China’s reputation in the Middle East left in tatters
President Xi Jinping’s prestige takes a hit after backing Syrian dictator Bashar al-Assad
President Xi Jinping rolled out the red carpet for Syrian dictator Bashar al-Assad last year during a state visit to Beijing. The tête-à-tête between the two autocrats concluded with Xi vowing to support Assad in “opposing external interference” in Syria.
Words that dissolved into dust after rebel forces seized the Syrian capital of Damascus at the weekend. The lightning offensive in a decade-long civil war forced him and his family to flee the country, ending a 50-year dynasty.
Yet, as the horrors of Assad’s regime are laid bare to the world, Xi’s prestige has been severely “tarnished” in the Middle East, and China’s influence diminished.
“The fall of Bashar al-Assad represents a watershed moment for the Middle East and a critical test for China’s foreign policy,” Jesse Marks, of the China Program at the Stimson Center think tank, wrote in his Coffee in the Desert newsletter this week.
“China faces challenges stemming from its backing of Assad, [while] its alignment with a regime implicated in war crimes could tarnish its image in the region and beyond,” he said.
Behind the scenes:
- In 2022, Syria signed up to China’s signature foreign policy project, the Belt and Road Initiative, joining the club of 140 nations.
- It came after a series of ceasefires were agreed two years earlier.
- The plan was to rebuild a country shattered by war as China’s contractors moved in.
Delve deeper: But all that changed after rebel forces took the crucial city of Aleppo in November. Eight days later, they swept into Damascus after Assad’s army collapsed. With key backers Russia and Iran bogged down in other conflicts, the war was lost.
Between the lines: “Having invested political capital in the Assad regime and framing its normalization with the Arab League as evidence of the success of its diplomatic model, China now risks being sidelined in Syria’s post-Assad landscape,” Marks said.

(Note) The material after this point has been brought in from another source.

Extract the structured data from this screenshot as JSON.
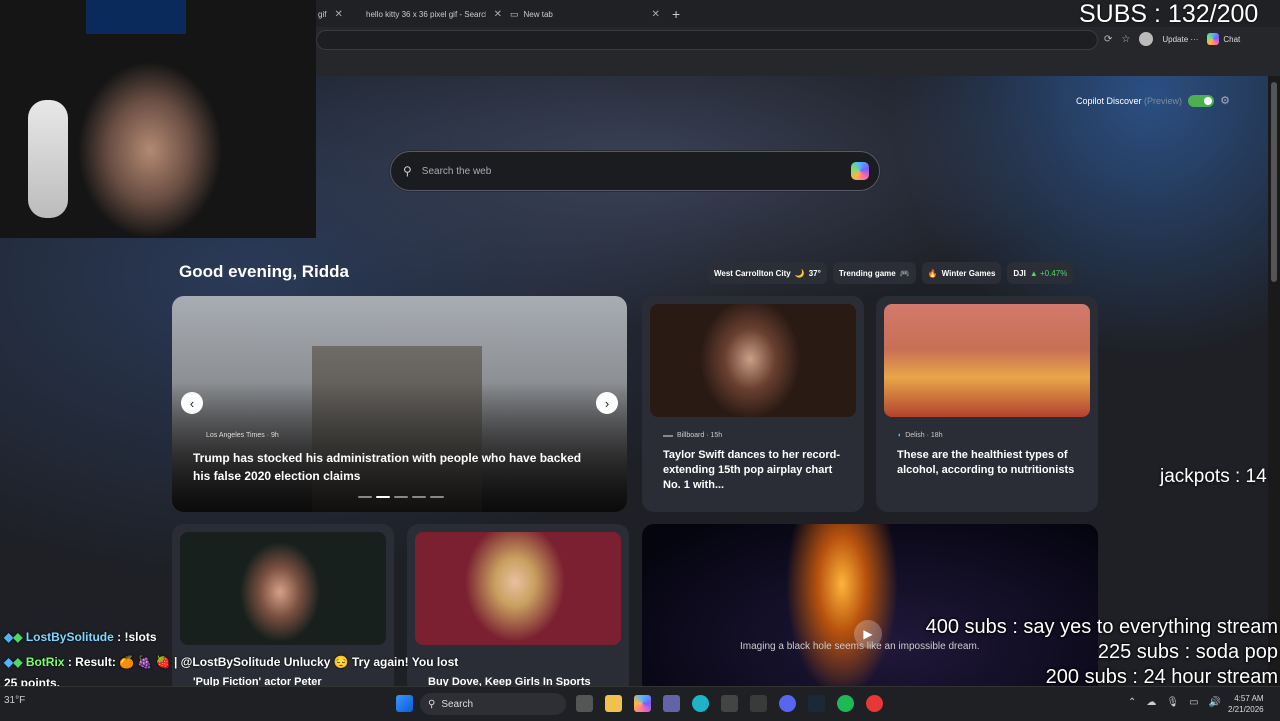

Big picture: Still, China has become a major economic partner with the Gulf states and the broader Middle East region with high-tech exports and critical infrastructure projects. But its manufacturing power has yet to translate into diplomatic muscle..
Why it matters: “There’s been a lot of an exaggerated sense of China’s ability to shape political outcomes in the region,” Jonathan Fulton at the Atlantic Council think tank said as reported by the Reuters news agency on Tuesday.
China Factor comment: Victory by the rebel forces in Syria has dealt a geopolitical blow to Beijing’s buddies in the Axis of Upheaval, Iran, and Russia. When Assad and his family left Damascus, they headed straight to Moscow after being granted asylum.